La mer de sang

 

(Fragment des Rêveries d’Outre-Tombe.)

 

 

Un être monstrueux, qu’on ne saurait décrire,

Tant sont hideux son masque et ses yeux fulgurants,

Me cria : « Tu peux voir un coin de mon empire,

Et ce que font ici les plus fiers conquérants. »

Et, d’un bras vigoureux m’entraînant dans le gouffre,

Il me fit traverser un brouillard où le sang

Mêlait son odeur fade à l’âcreté du soufre.

Bientôt, à la clarté d’un mont incandescent

Qui vomissait au loin d’innombrables scories,

J’aperçus une mer dont les flots irrités

Se dressaient en hurlant comme autant de furies,

Et, s’y brisant, laissaient les rocs ensanglantés.

Chaque fois qu’une vague approchait du rivage,

Des corps, qu’elle entraînait, s’y montraient éperdus ;

Des caillots si nombreux déformaient leur visage

Que nul contemporain ne les eût reconnus.

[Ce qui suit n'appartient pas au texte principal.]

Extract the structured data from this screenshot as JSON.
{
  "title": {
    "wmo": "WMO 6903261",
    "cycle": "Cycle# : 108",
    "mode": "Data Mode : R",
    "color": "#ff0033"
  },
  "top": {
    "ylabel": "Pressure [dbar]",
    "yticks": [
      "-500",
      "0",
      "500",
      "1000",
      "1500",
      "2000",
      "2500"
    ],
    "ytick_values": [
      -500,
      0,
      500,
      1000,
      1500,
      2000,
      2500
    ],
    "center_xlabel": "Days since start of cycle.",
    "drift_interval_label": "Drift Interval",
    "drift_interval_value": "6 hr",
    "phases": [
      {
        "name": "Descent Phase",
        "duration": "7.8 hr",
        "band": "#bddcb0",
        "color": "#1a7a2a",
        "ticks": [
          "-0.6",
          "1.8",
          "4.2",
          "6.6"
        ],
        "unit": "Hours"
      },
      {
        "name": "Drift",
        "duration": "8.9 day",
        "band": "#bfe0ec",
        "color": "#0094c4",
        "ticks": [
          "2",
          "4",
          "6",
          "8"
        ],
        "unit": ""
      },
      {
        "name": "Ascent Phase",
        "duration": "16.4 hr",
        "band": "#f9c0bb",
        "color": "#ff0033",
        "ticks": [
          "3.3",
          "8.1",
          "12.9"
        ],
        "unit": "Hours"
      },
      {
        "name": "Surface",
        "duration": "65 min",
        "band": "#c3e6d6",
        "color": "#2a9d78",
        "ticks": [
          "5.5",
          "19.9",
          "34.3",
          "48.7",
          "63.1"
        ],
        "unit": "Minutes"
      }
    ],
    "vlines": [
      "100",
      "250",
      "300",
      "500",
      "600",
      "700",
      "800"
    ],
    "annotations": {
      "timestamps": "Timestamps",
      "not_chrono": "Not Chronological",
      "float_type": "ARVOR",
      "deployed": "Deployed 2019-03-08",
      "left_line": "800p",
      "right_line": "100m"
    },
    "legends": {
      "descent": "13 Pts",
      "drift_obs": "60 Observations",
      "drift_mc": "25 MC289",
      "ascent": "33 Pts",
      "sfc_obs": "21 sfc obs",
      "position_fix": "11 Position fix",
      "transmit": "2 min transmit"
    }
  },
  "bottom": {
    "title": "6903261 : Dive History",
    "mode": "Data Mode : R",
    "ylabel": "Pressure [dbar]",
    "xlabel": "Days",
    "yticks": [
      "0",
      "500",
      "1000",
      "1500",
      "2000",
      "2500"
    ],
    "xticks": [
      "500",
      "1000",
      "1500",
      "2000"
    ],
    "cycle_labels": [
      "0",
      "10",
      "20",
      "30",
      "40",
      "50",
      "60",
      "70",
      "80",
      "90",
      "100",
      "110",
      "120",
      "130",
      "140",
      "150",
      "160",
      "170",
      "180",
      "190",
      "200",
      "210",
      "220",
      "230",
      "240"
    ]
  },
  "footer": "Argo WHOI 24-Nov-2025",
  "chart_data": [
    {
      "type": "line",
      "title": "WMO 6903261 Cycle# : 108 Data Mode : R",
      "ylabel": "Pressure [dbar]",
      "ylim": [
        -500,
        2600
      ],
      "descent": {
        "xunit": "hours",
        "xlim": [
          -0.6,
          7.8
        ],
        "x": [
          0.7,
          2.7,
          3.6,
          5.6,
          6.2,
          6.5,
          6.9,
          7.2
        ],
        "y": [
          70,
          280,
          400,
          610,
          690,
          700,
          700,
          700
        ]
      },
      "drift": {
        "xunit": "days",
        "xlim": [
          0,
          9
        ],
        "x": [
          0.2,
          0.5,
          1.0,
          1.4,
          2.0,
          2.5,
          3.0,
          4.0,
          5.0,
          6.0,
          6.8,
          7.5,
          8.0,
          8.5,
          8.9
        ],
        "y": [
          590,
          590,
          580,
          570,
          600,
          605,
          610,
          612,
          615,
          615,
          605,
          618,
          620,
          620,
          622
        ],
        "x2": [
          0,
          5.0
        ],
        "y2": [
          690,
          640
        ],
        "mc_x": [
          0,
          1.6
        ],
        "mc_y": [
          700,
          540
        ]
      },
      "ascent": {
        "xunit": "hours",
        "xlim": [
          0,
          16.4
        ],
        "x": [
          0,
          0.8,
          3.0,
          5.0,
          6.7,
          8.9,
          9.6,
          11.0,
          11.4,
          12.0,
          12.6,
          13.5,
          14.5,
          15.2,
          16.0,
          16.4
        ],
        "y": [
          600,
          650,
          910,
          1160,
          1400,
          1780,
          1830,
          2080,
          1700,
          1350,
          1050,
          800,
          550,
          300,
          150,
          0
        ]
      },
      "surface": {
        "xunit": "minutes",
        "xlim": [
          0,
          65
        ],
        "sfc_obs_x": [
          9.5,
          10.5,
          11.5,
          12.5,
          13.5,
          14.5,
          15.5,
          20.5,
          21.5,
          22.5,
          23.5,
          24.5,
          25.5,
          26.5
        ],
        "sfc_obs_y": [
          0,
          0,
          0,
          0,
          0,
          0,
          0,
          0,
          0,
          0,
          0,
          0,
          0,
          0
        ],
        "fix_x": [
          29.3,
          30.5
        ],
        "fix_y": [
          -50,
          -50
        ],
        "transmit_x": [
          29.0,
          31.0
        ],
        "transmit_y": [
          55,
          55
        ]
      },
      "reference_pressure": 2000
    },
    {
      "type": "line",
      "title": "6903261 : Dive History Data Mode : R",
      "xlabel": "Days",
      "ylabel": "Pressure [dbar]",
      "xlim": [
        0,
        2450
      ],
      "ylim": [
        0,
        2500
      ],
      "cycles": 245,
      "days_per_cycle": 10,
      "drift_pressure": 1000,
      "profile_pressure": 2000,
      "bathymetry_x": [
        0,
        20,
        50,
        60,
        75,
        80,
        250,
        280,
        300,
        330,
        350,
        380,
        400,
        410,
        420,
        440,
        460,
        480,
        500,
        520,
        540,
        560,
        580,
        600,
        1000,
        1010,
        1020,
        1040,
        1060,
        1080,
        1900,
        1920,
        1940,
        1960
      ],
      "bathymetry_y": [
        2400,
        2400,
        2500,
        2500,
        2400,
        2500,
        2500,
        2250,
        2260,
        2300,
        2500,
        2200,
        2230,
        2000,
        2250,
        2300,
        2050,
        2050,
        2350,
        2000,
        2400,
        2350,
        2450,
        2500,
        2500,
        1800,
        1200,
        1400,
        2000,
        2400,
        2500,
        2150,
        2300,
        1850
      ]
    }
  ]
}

Mon guide me prévint : « Ces flots que la tempête

Soulève incessamment », me dit-il, « c’est le sang

« Qu’en tous lieux, en tous temps, fit verser la conquête,

« Et tous ceux que tu vois, sous leur sceptre puissant

« Conduisant au combat des peuplades serviles,

« Et sacrifiant tout à leur fatal orgueil,

« Ont saccagé les champs, incendié les villes

« Et laissé derrière eux la misère et le deuil.

« Ah ! sans doute il est beau, quand elle est menacée,

« D’arracher la patrie à ses envahisseurs

« Sans autre ambition et sans autre pensée

« Que de vaincre ou mourir parmi ses défenseurs ;

« Mais comment pardonner aux chefs qui, sans entrailles,

« Chantent des Te Deum aux pieds d’un Dieu d’amour,

« Et se font gloire, après de sanglantes batailles,

« Des milliers d’ennemis massacrés en un jour ? »

 

Pendant qu’il me parlait, la mer, sans paix ni trêve,

Sous les vents déchaînés s’élevait, s’abaissait,

Et, fangeuse, laissait étendus sur la grève

Les damnés qu’aussitôt elle ressaisissait ;

Et, dominant le bruit qui sortait du cratère,

Une voix leur criait : « Qu’as-tu fait de ton frère ? »

Et celui qui guidait mon vol en ce moment

Ajoutait, au milieu d’un long ricanement :

        « Le temps est passé de la vaine gloire ;

       Le sang est versé, – vous devez le boire. »

 

Ému, saisi d’horreur, j’avais fermé les yeux,

Et, quand je les rouvris, je regagnais les cieux.

 

 

 

G. CHATENET.

 

Paru dans L’Année des poètes en 1890.